[366] Vacapan was apparently an Opata pueblo, or rather two pueblos, on a branch of the Rio Yaqui, which the Spaniards passed through shortly before reaching Corazones (Ures) on the Rio Sonora. The preserved cactus fruit is regarded highly by all the Indians of the general region even to-day, and in season they subsist largely upon it. The saguara (Cereus giganteus), or great columnar cactus, furnishes the chief supply.

[367] The well-known Rocky Mountain sheep. As late as twenty years ago some of the mountain ranges of southeastern Arizona, especially the Catalina Mountains, were noted for this animal.

[368] Compare Chapter 13. These two groups of pueblos were not the same.

[369] Castañeda speaks as a member of the "army," not of the advance guard. See the preceding chapter.

[370] These lines were drawn in corn meal and must not be crossed. To this day similar lines of meal are made across a trail when certain ceremonies are being performed. The Spaniards were now at the pueblo of Awatobi, the first village of the Hopi (Moqui) people of Tusayan, in northeastern Arizona, reached in coming from the southward. It was destroyed by the other Hopi villagers in 1700, because the Awatobi people favored the re-establishment of the Spanish mission that had been destroyed in the great Pueblo revolt of 1680.

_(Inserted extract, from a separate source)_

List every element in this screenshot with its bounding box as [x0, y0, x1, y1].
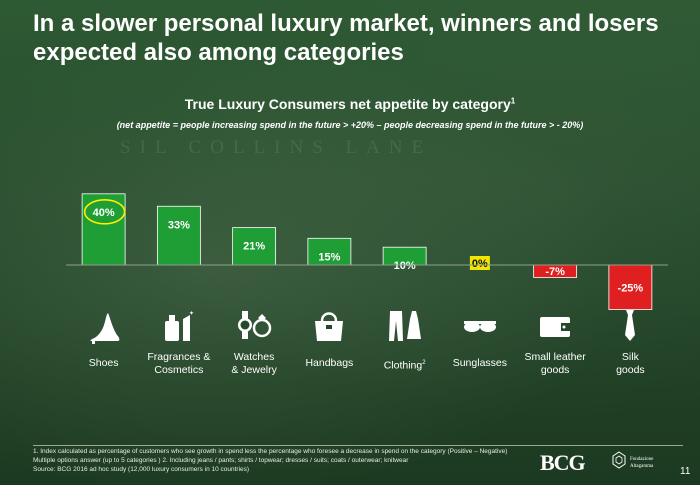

[371] Castañeda, speaking from hearsay with respect to the Tovar expedition, errs in this statement, as the Hopi were the principal cotton growers and weavers of all the Pueblos. Later Spanish accounts all agree on this point. Indeed, even now the Hopi cotton kilts, sashes, and ceremonial robes are bartered throughout the Pueblo region.

[372] Piñon nuts.

[373] Obtained by trade with the Rio Grande Pueblos, who mined them in the Cerillos, southeast of Santa Fé, New Mexico. It is from the same deposits that much of the "matrix turquoise" of our present-day commerce is derived.

[374] See the reference to the Cocopa Indians met by Melchior Diaz, in Chapter 10.

[375] The Grand Cañon of the Colorado, now visited and described by white men for the first time.